İkinci yarı Olcan’ın direkten dönen topu ve daha sonra Alves’in resmen arkadaşlarını satıp kırmızı kart görmesi, sarı-lacivertlilerin bütün oyun düzenini bozdu. Buna rağmen Galatasaray çok ağır futbolu tercih ettiği için rakip kalede etkili olamadı. Prandelli 53’te Alves atılıyor, 65’te Umut’u oyuna alıyor. Bitime 5 dakika kala Hamit’i alıyor. Sneijder Prandelli’yi dinleyip hücuma çıkmasa dün gece Galatasaray’ın gol atması mümkün değildi. Korkak bir hoca! Sarı-kırmızılılar bu İtalyanla zor maç kazanır. Ya Melo olmasa vay takımın haline! Melo takımın en iyisi, Fenerbahçe orta sahasıyla tek başına mücadele ediyor, boğuşuyor.

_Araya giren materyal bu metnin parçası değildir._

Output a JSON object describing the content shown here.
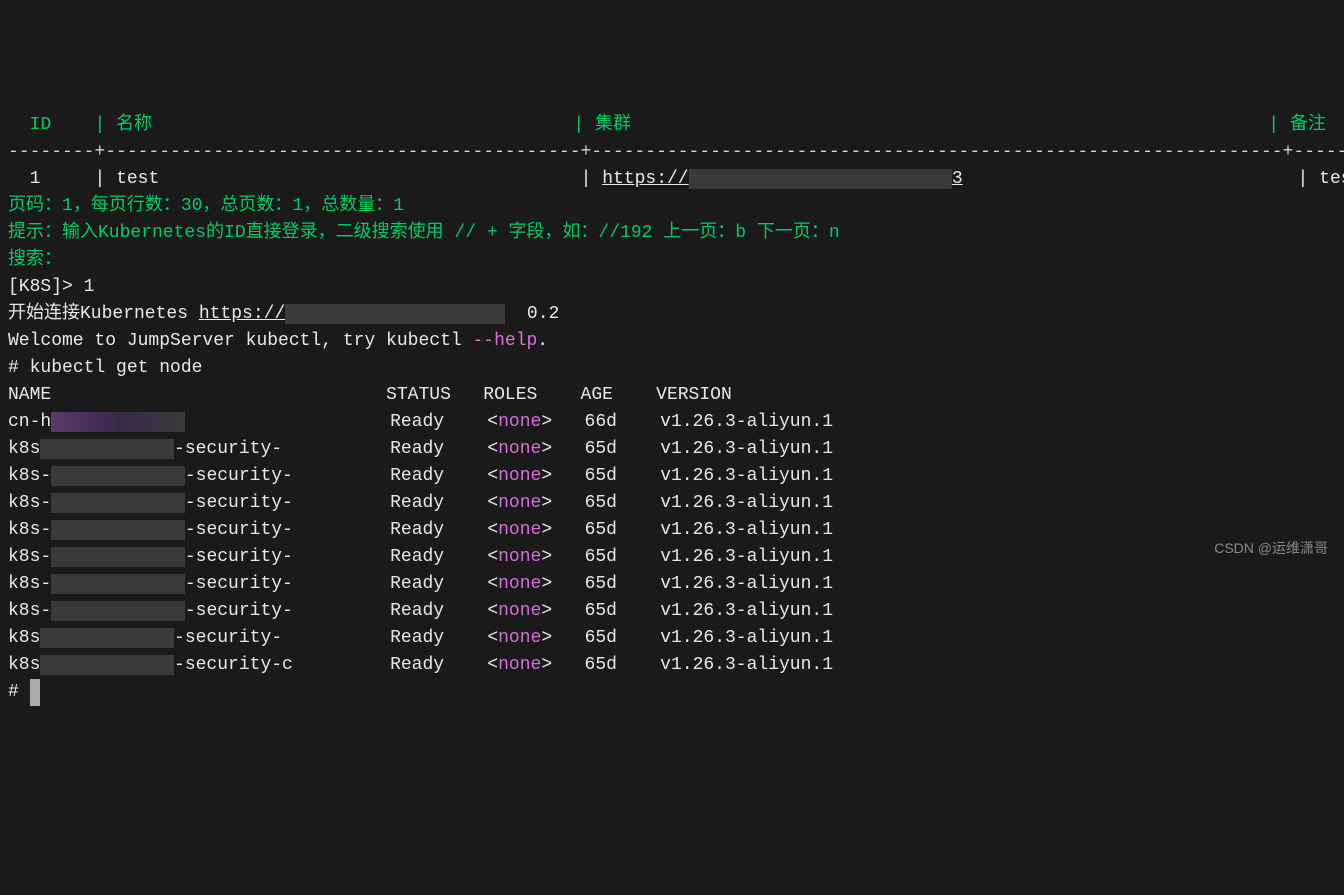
{
  "table": {
    "headers": {
      "id": "ID",
      "name": "名称",
      "cluster": "集群",
      "remark": "备注"
    },
    "row": {
      "id": "1",
      "name": "test",
      "cluster_prefix": "https://",
      "cluster_suffix": "3",
      "remark": "test"
    }
  },
  "pagination": {
    "page_label": "页码：",
    "page": "1",
    "per_page_label": "，每页行数：",
    "per_page": "30",
    "total_pages_label": "，总页数：",
    "total_pages": "1",
    "total_count_label": "，总数量：",
    "total_count": "1"
  },
  "hint": {
    "label": "提示：",
    "text": "输入Kubernetes的ID直接登录，二级搜索使用 // + 字段，如：//192 上一页：b 下一页：n"
  },
  "search": {
    "label": "搜索："
  },
  "prompt": {
    "shell": "[K8S]> ",
    "input": "1"
  },
  "connecting": {
    "prefix": "开始连接Kubernetes ",
    "url": "https://",
    "suffix": "0.2"
  },
  "welcome": {
    "prefix": "Welcome to JumpServer kubectl, try kubectl ",
    "flag": "--help",
    "suffix": "."
  },
  "command": {
    "prompt": "# ",
    "text": "kubectl get node"
  },
  "node_table": {
    "headers": {
      "name": "NAME",
      "status": "STATUS",
      "roles": "ROLES",
      "age": "AGE",
      "version": "VERSION"
    },
    "rows": [
      {
        "name_prefix": "cn-h",
        "name_mid": "",
        "status": "Ready",
        "role_open": "<",
        "role": "none",
        "role_close": ">",
        "age": "66d",
        "version": "v1.26.3-aliyun.1",
        "smudge_class": "smudge-purple"
      },
      {
        "name_prefix": "k8s",
        "name_mid": "-security-",
        "status": "Ready",
        "role_open": "<",
        "role": "none",
        "role_close": ">",
        "age": "65d",
        "version": "v1.26.3-aliyun.1",
        "smudge_class": "smudge"
      },
      {
        "name_prefix": "k8s-",
        "name_mid": "-security-",
        "status": "Ready",
        "role_open": "<",
        "role": "none",
        "role_close": ">",
        "age": "65d",
        "version": "v1.26.3-aliyun.1",
        "smudge_class": "smudge"
      },
      {
        "name_prefix": "k8s-",
        "name_mid": "-security-",
        "status": "Ready",
        "role_open": "<",
        "role": "none",
        "role_close": ">",
        "age": "65d",
        "version": "v1.26.3-aliyun.1",
        "smudge_class": "smudge"
      },
      {
        "name_prefix": "k8s-",
        "name_mid": "-security-",
        "status": "Ready",
        "role_open": "<",
        "role": "none",
        "role_close": ">",
        "age": "65d",
        "version": "v1.26.3-aliyun.1",
        "smudge_class": "smudge"
      },
      {
        "name_prefix": "k8s-",
        "name_mid": "-security-",
        "status": "Ready",
        "role_open": "<",
        "role": "none",
        "role_close": ">",
        "age": "65d",
        "version": "v1.26.3-aliyun.1",
        "smudge_class": "smudge"
      },
      {
        "name_prefix": "k8s-",
        "name_mid": "-security-",
        "status": "Ready",
        "role_open": "<",
        "role": "none",
        "role_close": ">",
        "age": "65d",
        "version": "v1.26.3-aliyun.1",
        "smudge_class": "smudge"
      },
      {
        "name_prefix": "k8s-",
        "name_mid": "-security-",
        "status": "Ready",
        "role_open": "<",
        "role": "none",
        "role_close": ">",
        "age": "65d",
        "version": "v1.26.3-aliyun.1",
        "smudge_class": "smudge"
      },
      {
        "name_prefix": "k8s",
        "name_mid": "-security-",
        "status": "Ready",
        "role_open": "<",
        "role": "none",
        "role_close": ">",
        "age": "65d",
        "version": "v1.26.3-aliyun.1",
        "smudge_class": "smudge"
      },
      {
        "name_prefix": "k8s",
        "name_mid": "-security-c",
        "status": "Ready",
        "role_open": "<",
        "role": "none",
        "role_close": ">",
        "age": "65d",
        "version": "v1.26.3-aliyun.1",
        "smudge_class": "smudge"
      }
    ]
  },
  "final_prompt": "# ",
  "watermark": "CSDN @运维潇哥"
}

Ama her şey bir yana Galatasaray’ın Sneijder gibi çok büyük bir futbolcusu var. İki mükemmel topa vurdu iki gol attı, takımını galip getirdi. Burak’ın biraz ondan örnek alması lazım. 90 dakika oynuyor, rakip kaleye bir tek şutu yok. Rakip defanstan kurtulamıyor. Sadece kendini yere atıp faul kazanmaya çalışıyor. Burak’ın futbolu her geçen hafta geriye gidiyor. Selçuk, Dzemaili’nin takıma fazla bir katkısı yok. Tarık arkasına Gökhan’ı öyle bir kaçırıyor ki, defansif görevini hiç yapamıyor. Dün geceki derbide aklımda kalan tek şey: Sneijder’in iki müthiş vuruşu ve iki gol. Onun dışında bende hiç bir iz bırakmayan bir derbi oldu.